The trace-plots Bill refers to are the ones for turnover[2] and turnover[3]. You can also see a little bit of autocorrelation if you look at lp__, even though R_hat < 1.1.

With this run, I could not reproduce the first observed discrepancy in the parameter estimation. I did however observed once again that century_hier_nonstiff.stan runs twice as fast than century_hier_me.stan, but it produces a lower number of effective samples.

Before making any further comparisons, I will try to reach convergence, following Bill's recommendations. For the initial estimates, I'll simply sample from the prior distributions.

milkha commented 7 years ago

... if that's ok with @ktoddbrown and @milkha .

That's fine by me.

milkha commented 7 years ago

@charlesm93, Also, please pay attention that our data generation process have changed a few times so far (measurement times, cap times, noise, etc.) I modified these according to comments I got from Kathe and Sean. The latest versions can be found in the server runs folder which contains the code I am currently running on the server for the power analysis. It would be good if you could use the same parameters.
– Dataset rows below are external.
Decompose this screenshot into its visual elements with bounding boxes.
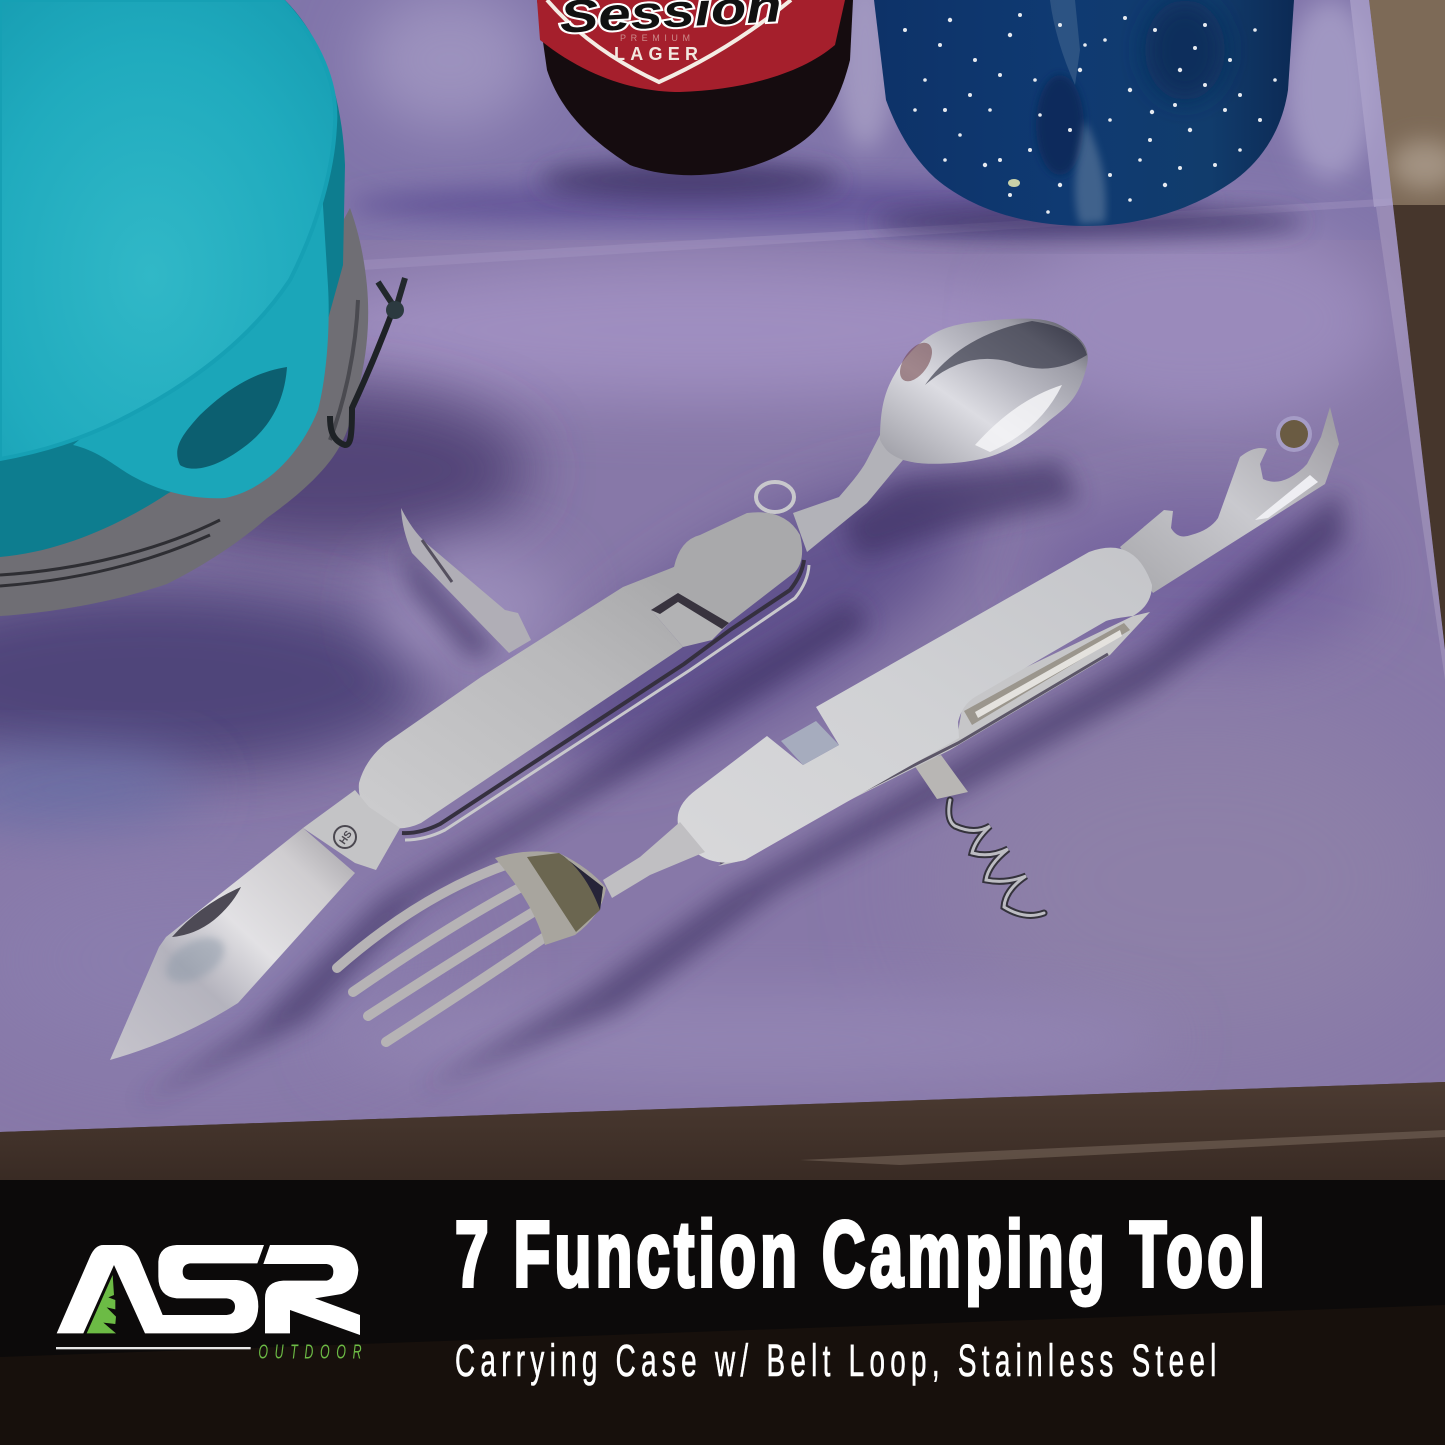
handle notch bbox=[651, 593, 729, 647]
awl blade bbox=[401, 508, 531, 653]
bowl handle bbox=[73, 190, 329, 498]
logo letter R bbox=[263, 1245, 360, 1335]
logo tree bbox=[87, 1275, 116, 1333]
mug speckles bbox=[903, 13, 1277, 214]
title: 7 Function Camping Tool bbox=[455, 1202, 1265, 1306]
outer rail under handle bbox=[718, 612, 1150, 866]
bottle label bbox=[537, 0, 845, 92]
beer bottle: LAGER bbox=[614, 44, 698, 64]
shadows under the tools bbox=[135, 460, 1345, 1105]
teal bowl with stacked plates bbox=[0, 0, 405, 616]
beer bottle: PREMIUM bbox=[620, 33, 690, 43]
upper tool: spoon, knife and awl bbox=[110, 319, 1088, 1060]
bolster mark: HS bbox=[338, 829, 355, 847]
spoon bowl bbox=[880, 319, 1088, 464]
opener hole bbox=[1276, 416, 1312, 452]
subtitle: Carrying Case w/ Belt Loop, Stainless Steel bbox=[455, 1335, 1216, 1386]
handle bbox=[359, 567, 729, 828]
handle hole bbox=[177, 367, 287, 469]
fork neck bbox=[603, 822, 705, 898]
beer bottle bbox=[537, 0, 853, 200]
spoon neck bbox=[793, 435, 903, 552]
bowl interior bbox=[0, 0, 335, 459]
corkscrew spiral bbox=[949, 800, 1044, 915]
handle notch bbox=[781, 721, 839, 765]
ASR Outdoor logo bbox=[56, 1245, 362, 1363]
drawstring cord bbox=[330, 310, 393, 445]
blade rails under handle bbox=[402, 560, 809, 840]
label chevron bbox=[547, 0, 791, 82]
bottom dark banner bbox=[0, 1180, 1445, 1445]
knife blade bbox=[110, 828, 355, 1060]
peeler slot bbox=[964, 623, 1130, 725]
fork tines bbox=[337, 864, 558, 1042]
wood front edge bbox=[0, 1082, 1445, 1185]
knife bolster bbox=[303, 790, 400, 870]
lower tool: fork, opener and corkscrew bbox=[337, 407, 1339, 1042]
key ring bbox=[756, 482, 794, 512]
logo rule bbox=[56, 1347, 251, 1349]
bottle opener bbox=[1120, 407, 1339, 593]
purple cutting board bbox=[0, 0, 1445, 1145]
logo letters A and S bbox=[57, 1245, 264, 1333]
mug reflections bbox=[1036, 75, 1084, 175]
handle bbox=[678, 548, 1152, 863]
bowl outer wall bbox=[0, 0, 345, 557]
gray stacked plates bbox=[0, 208, 368, 616]
blue enamel mug bbox=[874, 0, 1305, 238]
logo subtext: OUTDOOR bbox=[258, 1340, 362, 1363]
corkscrew shaft bbox=[914, 755, 968, 799]
fork head bbox=[495, 851, 606, 945]
handle cap bbox=[650, 512, 802, 623]
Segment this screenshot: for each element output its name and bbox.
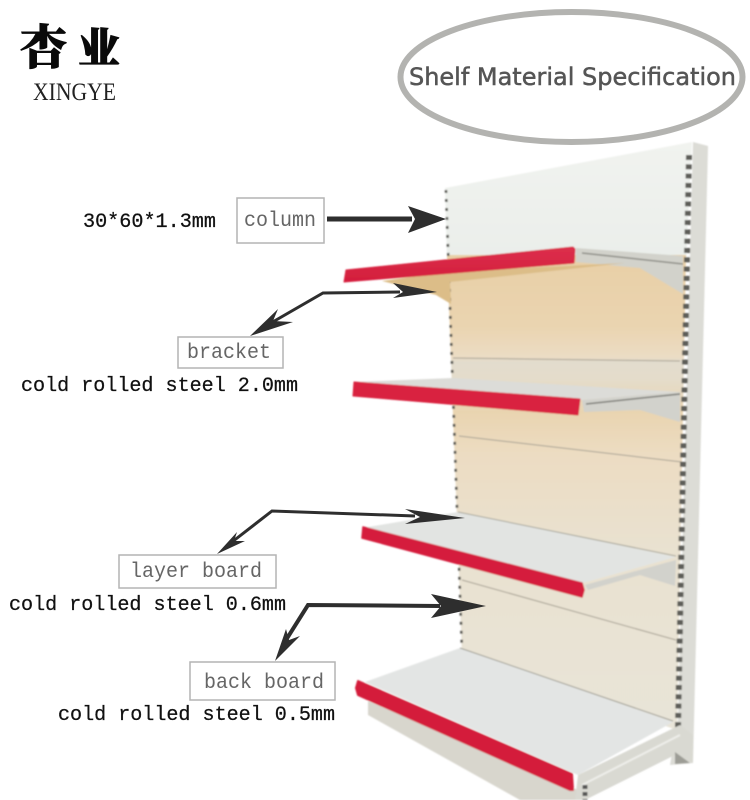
arrow: back board: [275, 594, 486, 661]
arrow: column: [327, 206, 446, 233]
arrow: bracket: [250, 283, 437, 336]
second shelf red edge: [353, 382, 580, 415]
top shelf underside: [382, 263, 625, 304]
label: column: column: [244, 210, 316, 233]
third shelf surface: [362, 512, 676, 583]
panel joints: [453, 358, 682, 640]
title ellipse: Shelf Material Specification: [409, 63, 736, 91]
spec: bracket: cold rolled steel 2.0mm: [21, 375, 298, 398]
right column post: [670, 142, 708, 765]
second shelf bracket: [582, 392, 680, 422]
lower back panel: [447, 255, 686, 730]
title ellipse: [400, 12, 742, 142]
base plinth: [368, 701, 585, 800]
bottom shelf surface: [365, 648, 673, 775]
logo: 杏: [20, 11, 67, 78]
upper bracket: [576, 248, 683, 294]
label: bracket: bracket: [187, 342, 271, 365]
spec: layer board: cold rolled steel 0.6mm: [9, 594, 286, 617]
third shelf red edge: [362, 527, 584, 597]
shelf unit photo illustration: [344, 142, 708, 800]
spec: back board: cold rolled steel 0.5mm: [58, 704, 335, 727]
logo: XINGYE: [33, 79, 116, 106]
spec: column: 30*60*1.3mm: [83, 211, 216, 234]
top shelf red edge: [344, 247, 575, 282]
left column holes: [446, 190, 462, 650]
arrow: layer board: [217, 509, 465, 554]
label: column: [237, 198, 324, 243]
label: back board: [190, 662, 335, 700]
label: bracket: [178, 337, 283, 368]
label: layer board: [119, 555, 276, 588]
label: layer board: layer board: [130, 561, 262, 584]
bottom shelf red edge: [356, 681, 573, 790]
label: back board: back board: [204, 672, 324, 695]
upper back panel: [445, 142, 692, 262]
base holes: [582, 785, 588, 800]
logo: [20, 11, 120, 106]
logo: 业: [78, 16, 120, 76]
right column holes: [678, 155, 689, 728]
third shelf bracket: [585, 560, 676, 590]
second shelf surface: [353, 378, 680, 400]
charlesm93 commented 7 years ago

@milkha I regularly pull gitHub to make sure I catch your updates. I'm assuming you no longer use synthetic_data/simulate_data_century.R to simulate the data but synthetic_data/Server_runs/simulate_data_century.R?

milkha commented 7 years ago

@charlesm93 , Yes, that's correct. I try to keep all the files up-to-date.

charlesm93 commented 7 years ago

@milkha Noted. I did my first analysis with the old simulation file. Will rerun with the new files.